Move over Twilight, the latest Hunger book is here

‘Mockingjay,’ the final volume, is getting the full J.K. Rowling-Dan Brown treatment

PHOTOGRAPH BY ANDREW TOLSON

You don’t have to have read or even heard of American author Suzanne Collins’s teen trilogy, The Hunger Games, to recognize a pop-culture phenomenon unfolding. Mockingjay, the final volume, is getting the full J.K. Rowling-Dan Brown treatment. All 1.2 million copies were held under tight wraps, with no advance versions available before its Aug. 24 release, and over 100 bookstores in Canada alone held midnight release parties the night before. While they waited, Collins’s fans—and, with sales of the first two volumes, The Hunger Games and Catching Fire, topping four million copies in North America, there are a lot of them—were whiling away the time fantasy-casting for the upcoming movie version. (The current favourite to play the 16-year-old heroine, Katniss Everdeen, is Kick-Ass’s Hit-Girl, Chloe Moretz, 13, who should be able to look the part by the time filming begins.) And then there are the celebrity endorsements: although there isn’t a sexy bloodsucker to be found, vampire queens Stephenie Meyer (Twilight) and True Blood’s Charlaine Harris, not to mention horror master Stephen King, are all serious devotees.

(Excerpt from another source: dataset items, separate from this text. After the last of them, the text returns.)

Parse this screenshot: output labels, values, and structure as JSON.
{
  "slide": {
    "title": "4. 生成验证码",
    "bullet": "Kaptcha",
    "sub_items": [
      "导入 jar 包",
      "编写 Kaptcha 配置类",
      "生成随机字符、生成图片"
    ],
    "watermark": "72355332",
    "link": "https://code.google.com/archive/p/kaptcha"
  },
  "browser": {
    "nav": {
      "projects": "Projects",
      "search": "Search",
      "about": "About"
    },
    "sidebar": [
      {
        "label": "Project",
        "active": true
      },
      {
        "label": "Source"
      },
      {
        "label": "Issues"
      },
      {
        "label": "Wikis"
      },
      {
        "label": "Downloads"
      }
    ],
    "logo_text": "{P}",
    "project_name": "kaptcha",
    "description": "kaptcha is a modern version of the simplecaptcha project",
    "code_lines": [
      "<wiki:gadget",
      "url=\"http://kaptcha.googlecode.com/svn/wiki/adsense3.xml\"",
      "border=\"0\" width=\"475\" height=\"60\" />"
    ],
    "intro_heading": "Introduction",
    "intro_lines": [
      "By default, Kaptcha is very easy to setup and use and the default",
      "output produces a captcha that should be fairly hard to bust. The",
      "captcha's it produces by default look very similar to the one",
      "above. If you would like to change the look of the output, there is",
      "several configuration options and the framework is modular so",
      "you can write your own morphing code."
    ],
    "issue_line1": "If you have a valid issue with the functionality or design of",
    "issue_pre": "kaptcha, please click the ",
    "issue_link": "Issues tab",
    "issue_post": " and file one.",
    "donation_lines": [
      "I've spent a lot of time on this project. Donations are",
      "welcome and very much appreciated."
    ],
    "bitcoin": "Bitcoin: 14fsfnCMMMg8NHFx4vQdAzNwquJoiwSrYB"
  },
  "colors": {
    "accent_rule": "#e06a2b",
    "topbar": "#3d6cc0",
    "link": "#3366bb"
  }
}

There is, in fact, nothing supernatural about The Hunger Games’s grimly dystopian world. Sometime after a future destruction of North America, the nation of Panem consists of the ruling Capitol (somewhere near the Rockies) and 12 poorer outlying districts. In a reprise of the myth of Theseus—in which, every nine years, the city of Athens had to send seven girls and seven boys to be devoured by the Minotaur on Crete—every year each district sends one boy and one girl between the ages of 12 and 18 to the Hunger Games, a televised event where the so-called tributes fight to the death until only one remains. The purpose behind this for the Capitol’s ruling clique is the same one Collins, a veteran children’s writer (for TV and print) and mother of two, ascribes to King Minos of Crete in the Theseus story: terror. “He was sending a very clear message: ‘Mess with us and we’ll do something worse than kill you. We’ll kill your children.’ ”

The series opens with Katniss, a fatherless girl and expert hunter from Appalachia (District 12) becoming a tribute—for love, since she volunteers to take the place of her randomly chosen sister. And surviving it too by love, or perhaps a facsimile thereof. In another echo of the story of Theseus, who was only able to win against the Minotaur because of the help of lovestruck Ariadne, whom he later abandons on an island, a conflicted Katniss is far from sure when she declares her love for the Appalachian boy tribute, Peeta—who does love her. The two refuse to fight to the death and threaten suicide, in a successful bid to force the Capitol, under audience pressure, to declare them joint winners. By the second novel, Peeta has a rival (Katniss’s old friend, Gale) for the heroine’s affections, while the act of defiance in the arena has sparked rebellion in Panem, threatening Katniss’s life again.

It’s unlikely that many of Collins’s readers have classical allusions uppermost in their minds. Her many adult fans appreciate, for themselves and for their daughters, the themes of standing up to oppression, and the necessity—and risk—of trust. Teen readers, judging by the online fan fiction, and the reasonably polite—compared to Twilight’s Team Edward vs. Team Jacob battles—exchanges between Team Peeta and Team Gale, are most interested in the possible romantic resolutions Mockingjay will finally deliver. Whether the protagonists are vampires or gladiators, some things never change.